BiBiServ2 - ConCysFind

ConCysFind is a pipeline tool searching conserved amino acids in protein sequences of plant kingdom

ConCysFind was developed on behalf of the department "Plant Biochemistry and Physiology" at the University of Bielefeld. The development was supported by the department "Computational Metagenomics". A pipeline developed by A. Sahm served as a template, which searches for conserved cysteines of transcription factors of the Plant Transcription Factor Database (PlantTFDB) and could previously predict conservation of several transcription factors. In previous versions, only conserved cysteines were considered. With ConCysFind searches for conservation of other post translationally modified amino acids is possible: tryptophan, serine, threonine, tyrosine and methionine. The search of conserved amino acids is limited to the plant kingdom.

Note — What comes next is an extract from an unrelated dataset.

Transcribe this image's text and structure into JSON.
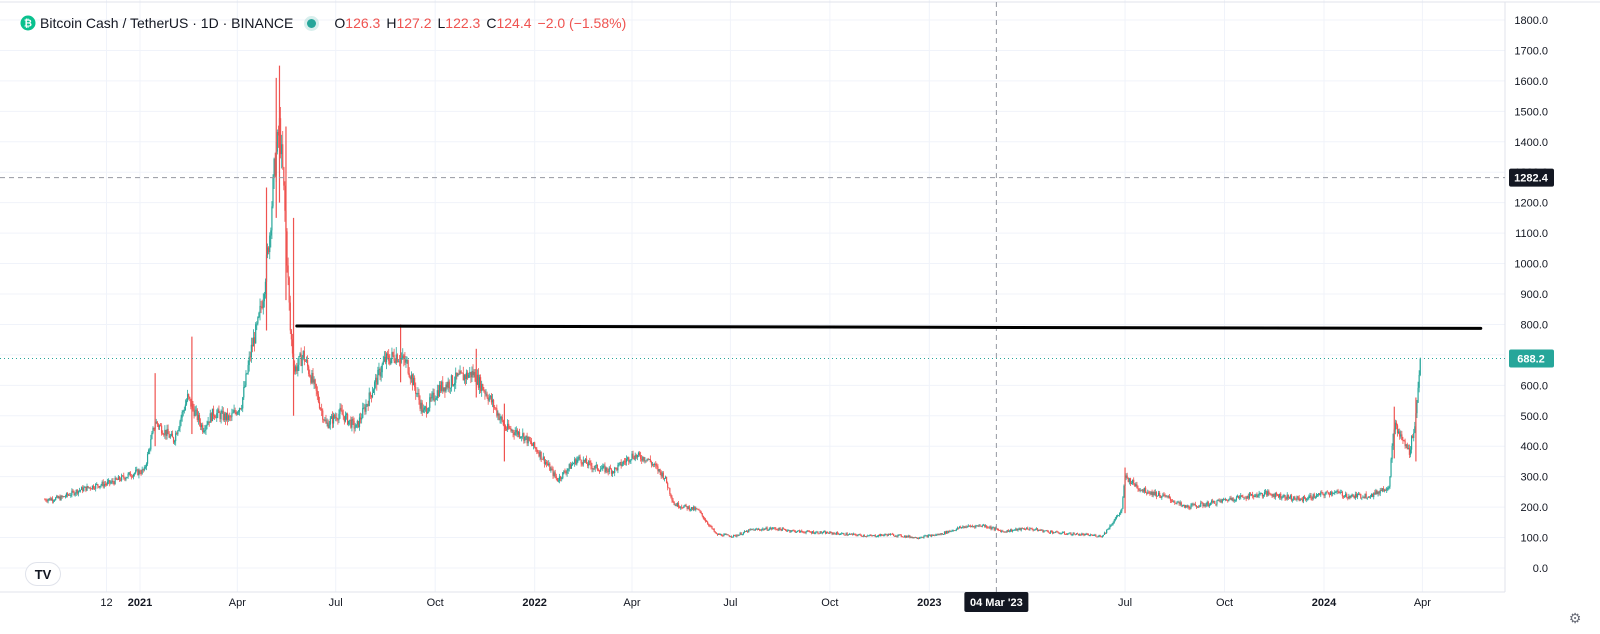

For this purpose, 21 plant species that represent high evolutionary diversity and are evenly spread among the different plant taxa with consideration of one proxy species per species were chosen. A phylogenetic tree of these species, based on the Tree of Life Web Project (Maddison /et al/., 2007) can be viewed here: phylogenetic tree created with the Tree of Life Web project All protein sequences of these plant species were downloaded from UniProt in FASTA format. This tool is working with this database.

Working steps:

Finding Homologues to the query sequence by inclosed tool blastp, then filtering the best homologues from each species to represent the conservation between all species
Building a Multiple Alignment with heuristic progressive methods (Greedy algorithm) of all filtered homologues (one homologue per species)
Based on the computed Multiple Alignment calculating a degree of conservation (Cysteine Score and P-Value)
Additionally building a phylogenetic Guide Tree computing by Neighbor Joining algorithm (Saitou and Nei 1987) based on Multiple Alignment

ConCysFind has two functions:

The first input function allows for a .tsv-file input (tab separated view) with multiple sequences in UniProt ID format in first column and protein description in second column as well as pasting several queries sequence with description, one query per line. For each query a multiple alignment will be generated and for each detected amino acid an amino acid score and P-Value calculated. Lastly, a phylogenetic tree representing the conservation of the query protein and the searched for amino acid will be generated.
The second input function allows to enter a single amino acid sequence (in single letter amino acid code). You can also upload a file containing only one sequence. Interesting: In the parameters setting conservation of all found amino acid can be selected (by setting searched position 0) or one particular position (by giving the amino acid position). In case of given particular position the program iterates the working steps 2-4 with further found homologues (max. 9 iterations). Accounting for amino acids conserved in some homologues but lost during evolution in other homologues, e.g., following gene duplication and neofunctionalization.